My 2013 venture into Dark Chocolate Mousse has already taught me a few things! For instance, I had been wondering whether the texture of my first mousse, after it was chilled, was meant to be so firm.
In my search for future recipes, I came across the term “seize.”
I shouted, “Seize the Chocolate!” (Or in Latin thanks to Google Translate, “Carpe Socolate!) ” My definition: “Seize” is what one does immediately after it is cool enough to eat.
Or perhaps this is something the Red Queen said at Easter when she spied a chocolate bunny. She said, “Seize the Chocolate and bite off his head!”
No, that can’t be what they mean. Honestly, I had not heard “seize” used like this before and didn’t know what it meant as a cooking term. Hmmm . . . maybe I ought to know since it seems to be about chocolate.

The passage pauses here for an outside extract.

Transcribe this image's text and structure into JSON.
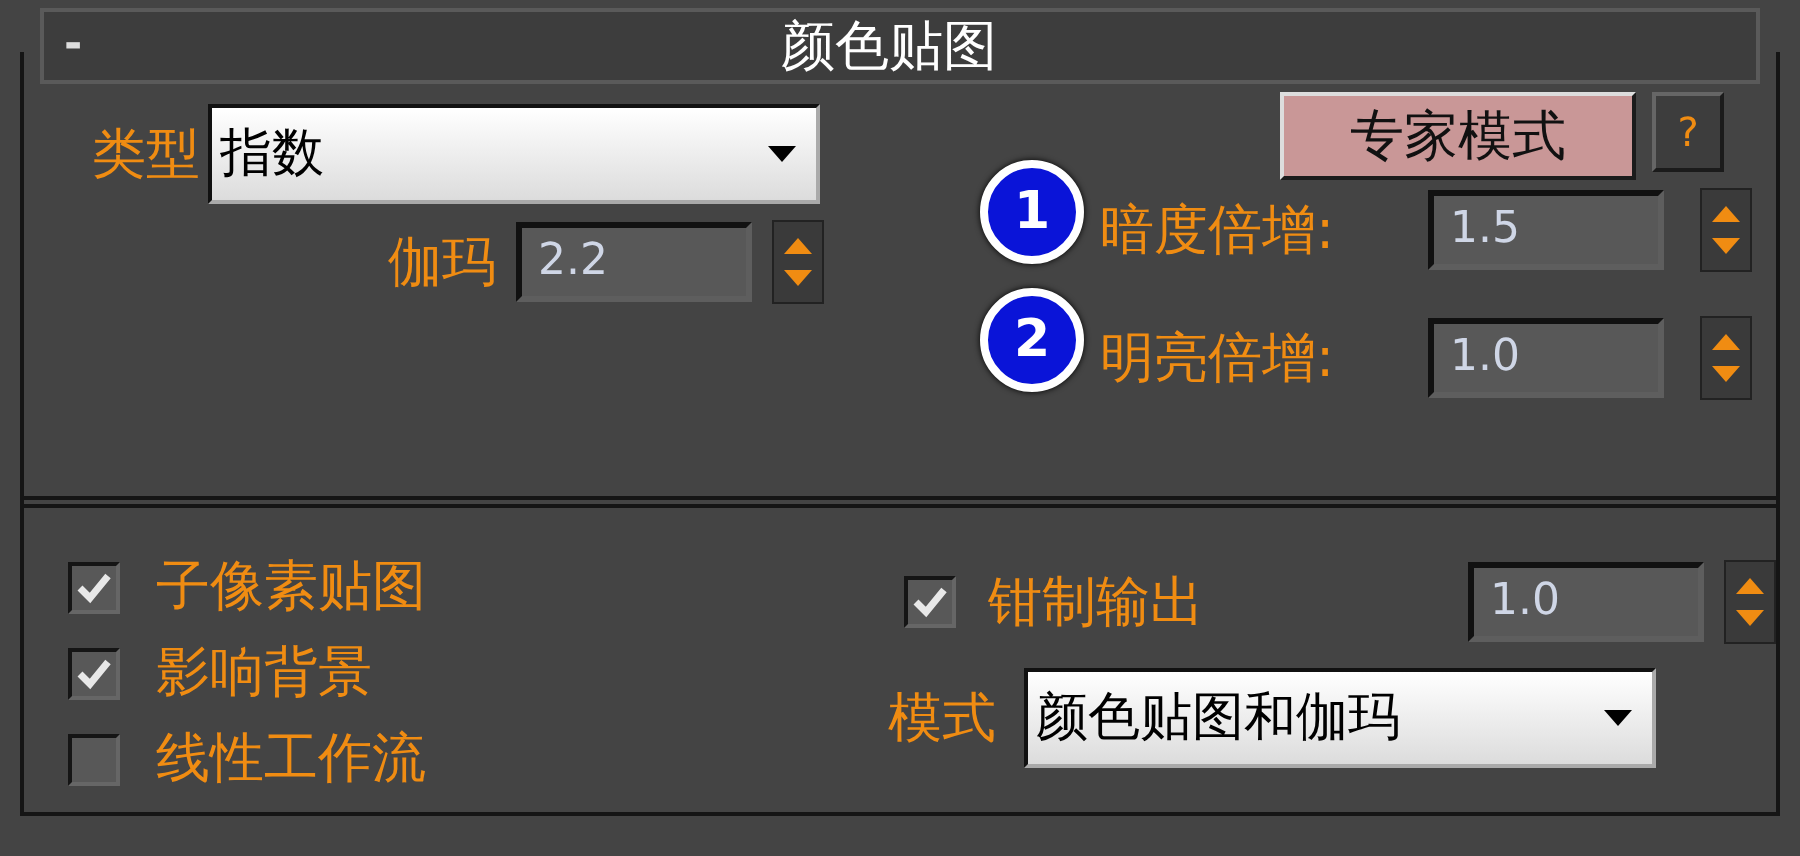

Here’s what I found on www.recipetips.com:
As a culinary term, it refers to chocolate that becomes a stiff thick mass when being melted. It is a result of just a tiny amount of liquid or steam coming in contact with the chocolate when it is being melted, causing it to harden and become clumpy. The seized chocolate can be salvaged by adding a very small amount of cocoa butter, clarified butter or vegetable oil and stirring until the stiff mass smooths out. Do not add more than one tablespoon of the butters or oil per six ounces of chocolate. If the salvaged chocolate is going to be combined with other ingredients, realize that the texture of the finished product may be affected.
If the mixture starts to seize or break down, immediately stir in 1 to 2 tablespoons of the whipped cream to smooth out the mixture.
I had a feeling that seizing chocolate was undesirable. I don’t recall if my dark chocolate came in contact with any steam or water, but you can be sure future melted chocolate will be protected from seizing at all costs!
This is a very handy tip, don’t you think? What is your advice on cooking with chocolate? (I need all the help I can get!)